(This is the second of a series of comments I’ll be making addressing different aspects of SR2013 over the next few days)
SR 2013 has been agreed, we are told today. And some are claiming it was all settled amicably in the end (see Benedict Brogan at the Telegraph), without even having to convene the so-called “Star Chamber” to bring the last ‘hold-outs’ (Vince Cable, Theresa May and Phillip Hammond) to heal.
The “Star Chamber” name derives from an early court of last appeal, dating back to the 13th century. The modern version is an ad-hoc Cabinet sub-committee which would in theory adjudicate on any remaining disputes between spending Ministers and the Chancellor.
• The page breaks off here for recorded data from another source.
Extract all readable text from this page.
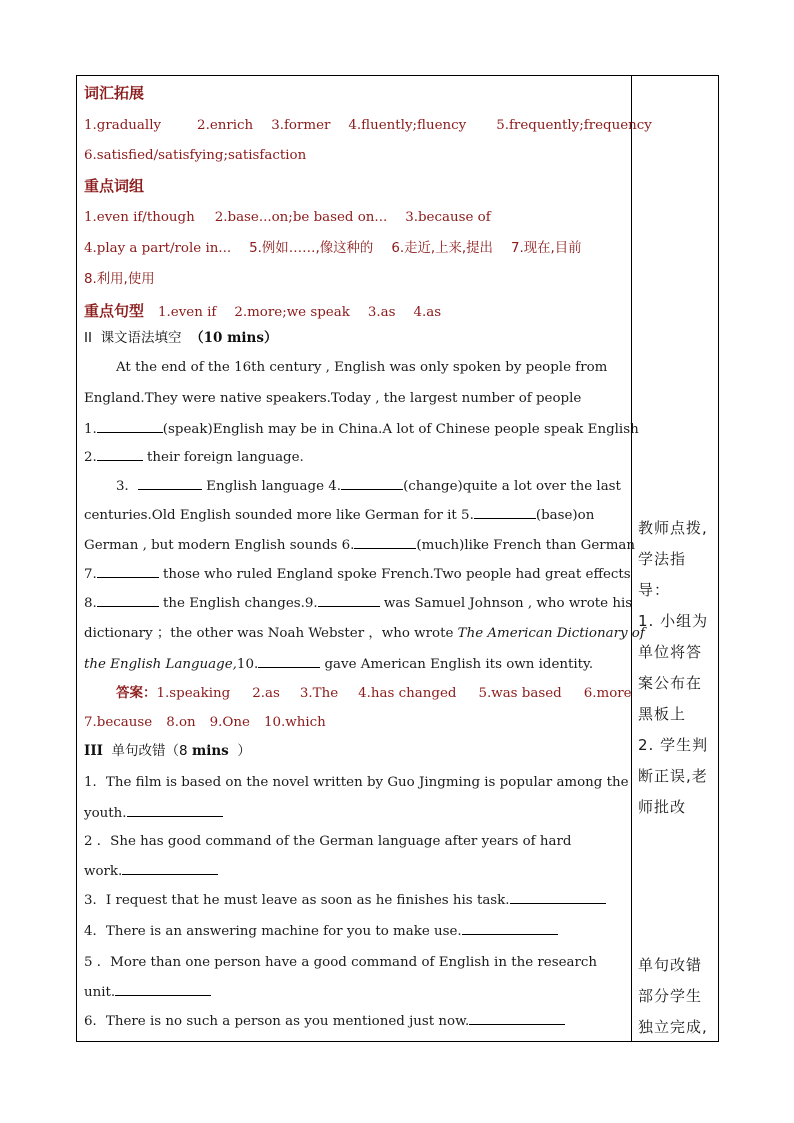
词汇拓展
1.gradually	2.enrich 3.former 4.fluently;fluency 5.frequently;frequency
6.satisfied/satisfying;satisfaction
重点词组
1.even if/though 2.base...on;be based on... 3.because of
4.play a part/role in... 5.例如……,像这种的 6.走近,上来,提出 7.现在,目前
8.利用,使用
重点句型 1.even if 2.more;we speak 3.as 4.as
II 课文语法填空 （10 mins）
At the end of the 16th century , English was only spoken by people from
England.They were native speakers.Today , the largest number of people
1.	(speak)English may be in China.A lot of Chinese people speak English
2.	their foreign language.
3．	English language 4.	(change)quite a lot over the last
centuries.Old English sounded more like German for it 5.	(base)on
German , but modern English sounds 6.	(much)like French than German
7.	those who ruled England spoke French.Two people had great effects
8.	the English changes.9.	was Samuel Johnson , who wrote his
dictionary ；the other was Noah Webster ，who wrote The American Dictionary of
the English Language,10.	gave American English its own identity.
答案：1.speaking 2.as 3.The 4.has changed 5.was based 6.more
7.because 8.on 9.One 10.which
III 单句改错（8 mins ）
1．The film is based on the novel written by Guo Jingming is popular among the
youth.
2 ．She has good command of the German language after years of hard
work.
3．I request that he must leave as soon as he finishes his task.
4．There is an answering machine for you to make use.
5 ．More than one person have a good command of English in the research
unit.
6．There is no such a person as you mentioned just now.
教师点拨,
学法指导：
1. 小组为
单位将答
案公布在
黑板上
2. 学生判
断正误,老
师批改
单句改错
部分学生
独立完成,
It has been around in Whitehall for years and more of a phantom menace than a reality, because it has rarely ever convened.
The fact it hasn’t around this “Spending Review” is due to one of two things (or more likely both). First, the ‘hold-outs’ were really just signalling to their respective camps that they tough, leaderly, sort of people who weren’t going to pushed around by the likes of George Osborne and Danny Alexander. They had no intention of going to the wall, and certainly not any ‘Star Chamber’, over it. Second, everyone knows that this ‘Spending Review’ is a bit of a farce anyway. It is mainly, as the BBC’s Nick Robinson pointed out this morning, a bit of a George ‘Baldrick’ Osborne “cunning plan” to force Labour into a corner.
Incidentally there are uncanny parallels here. Ken Clarke has admitted that when he was Chancellor his forward projections for public spending in his March 1997 Budget were just there to justify Conservative tax policies and were completely unrealistic. Then, the Labour leadership of Blair and Brown pledged to stick to Tory spending plans and indeed did – driving public spending down to its lowest level as a proportion of GDP in 50 years.
What was rather less ‘phantom’ about this Spending Review was the turf wars it has sparked in Whitehall. We have had – amongst others – DCLG trying to raid the DWP and Education budgets for ‘problem families’; the MOD trying to raid the DFID budget of ‘humanitarian’ military work; DCLG, again, trying to raid Health for social care money; BIS bidding for DCMS funds; and so on. Whilst there’s always a bit of this sort of ‘turf war’, the levels of animosity and the size of the prospective raids began to look like another 13th century tradition – the Border Reivers who raided each others lands along the Anglo-Scottish borders.
The size of the continued austerity drive means that these sorts of border raids are unlikely to subside any time soon – SR2013 settlement not with-standing.